The familiar hugs that friends can give cannot happen now.
6' away they say. We order our groceries online, venture out of our park rarely.
Church is "virtual" now. Pastor is putting little encouraging snippets of prayer and reassurance on Facebook almost every day. My WW group meetings will go on "conference call" and I downloaded "Zoom" the other day in order to prepare for that.
Around us people are out walking, swimming at the pool (6' apart) and sitting on their porches enjoying bird song. We order groceries delivered.
Our granddaughter sent us a huge package of staples the other day (see the last entry in my "littles" above). How darling..honey, cereal, soup, spaghetti sauce, etc. Everything organic. We were so touched. She and her beloved family live in San Francisco. They are really "sheltering in place" there.
When I look at my littles and the strawberries I bought on Feb 13 at the local food stand...how different life was a month ago!!! Now the food stand isn't even there anymore! Everything in our park has come to a stand still...so many things people were looking forward to are cancelled or postponed indefinitely. But this is true of everyone in the world right now.

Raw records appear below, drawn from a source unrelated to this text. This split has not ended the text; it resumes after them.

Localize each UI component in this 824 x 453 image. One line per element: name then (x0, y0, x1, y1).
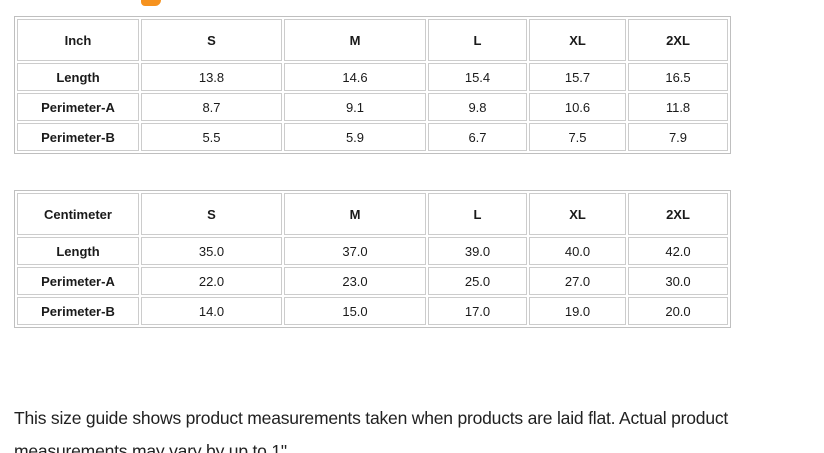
measurement-cell: 40.0 (529, 237, 626, 265)
measurement-cell: 19.0 (529, 297, 626, 325)
measurement-cell: 11.8 (628, 93, 728, 121)
measurement-cell: 37.0 (284, 237, 426, 265)
clipped-heading-letter (141, 0, 161, 6)
size-column-header: XL (529, 193, 626, 235)
size-column-header: M (284, 193, 426, 235)
table-row: Length 35.0 37.0 39.0 40.0 42.0 (17, 237, 728, 265)
size-column-header: L (428, 193, 527, 235)
measurement-cell: 8.7 (141, 93, 282, 121)
unit-header: Centimeter (17, 193, 139, 235)
measurement-cell: 15.7 (529, 63, 626, 91)
measurement-cell: 25.0 (428, 267, 527, 295)
size-column-header: 2XL (628, 19, 728, 61)
size-table-inch: Inch S M L XL 2XL Length 13.8 14.6 15.4 15.7 16.5 P… (14, 16, 731, 154)
size-column-header: M (284, 19, 426, 61)
measurement-cell: 15.0 (284, 297, 426, 325)
table-row: Perimeter-A 8.7 9.1 9.8 10.6 11.8 (17, 93, 728, 121)
row-label: Perimeter-B (17, 123, 139, 151)
row-label: Perimeter-A (17, 267, 139, 295)
header-row: Inch S M L XL 2XL (17, 19, 728, 61)
measurement-cell: 5.9 (284, 123, 426, 151)
measurement-cell: 10.6 (529, 93, 626, 121)
measurement-cell: 14.6 (284, 63, 426, 91)
size-column-header: XL (529, 19, 626, 61)
measurement-cell: 7.5 (529, 123, 626, 151)
size-column-header: L (428, 19, 527, 61)
measurement-cell: 15.4 (428, 63, 527, 91)
row-label: Perimeter-A (17, 93, 139, 121)
measurement-cell: 9.8 (428, 93, 527, 121)
size-table-centimeter: Centimeter S M L XL 2XL Length 35.0 37.0 39.0 40.… (14, 190, 731, 328)
measurement-cell: 39.0 (428, 237, 527, 265)
measurement-cell: 13.8 (141, 63, 282, 91)
table-row: Perimeter-B 14.0 15.0 17.0 19.0 20.0 (17, 297, 728, 325)
size-column-header: S (141, 193, 282, 235)
measurement-cell: 30.0 (628, 267, 728, 295)
size-column-header: S (141, 19, 282, 61)
measurement-cell: 9.1 (284, 93, 426, 121)
measurement-cell: 5.5 (141, 123, 282, 151)
row-label: Length (17, 237, 139, 265)
table-row: Length 13.8 14.6 15.4 15.7 16.5 (17, 63, 728, 91)
row-label: Length (17, 63, 139, 91)
table-row: Perimeter-B 5.5 5.9 6.7 7.5 7.9 (17, 123, 728, 151)
measurement-cell: 7.9 (628, 123, 728, 151)
measurement-cell: 16.5 (628, 63, 728, 91)
measurement-cell: 42.0 (628, 237, 728, 265)
table-row: Perimeter-A 22.0 23.0 25.0 27.0 30.0 (17, 267, 728, 295)
size-column-header: 2XL (628, 193, 728, 235)
measurement-cell: 27.0 (529, 267, 626, 295)
row-label: Perimeter-B (17, 297, 139, 325)
measurement-cell: 22.0 (141, 267, 282, 295)
measurement-cell: 6.7 (428, 123, 527, 151)
measurement-cell: 14.0 (141, 297, 282, 325)
header-row: Centimeter S M L XL 2XL (17, 193, 728, 235)
measurement-cell: 20.0 (628, 297, 728, 325)
measurement-cell: 17.0 (428, 297, 527, 325)
size-guide-note: This size guide shows product measuremen… (14, 407, 729, 453)
unit-header: Inch (17, 19, 139, 61)
measurement-cell: 23.0 (284, 267, 426, 295)
measurement-cell: 35.0 (141, 237, 282, 265)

Art is a definite antidote to anxiety and boredom and worry. Those people to whom I have taught Zentangle® over the years have a gift now tucked into their pockets. There is a place for gentle meditation. All the artists I know have that gift (meaning also writers, poets, musicians, etc). We have something now that can ease the burden of waiting and wondering. Something to enrich our souls and help us through.
I pray hard for all you reading this to stay well and safe.
Keeping in touch virtually has been very helpful to many of us.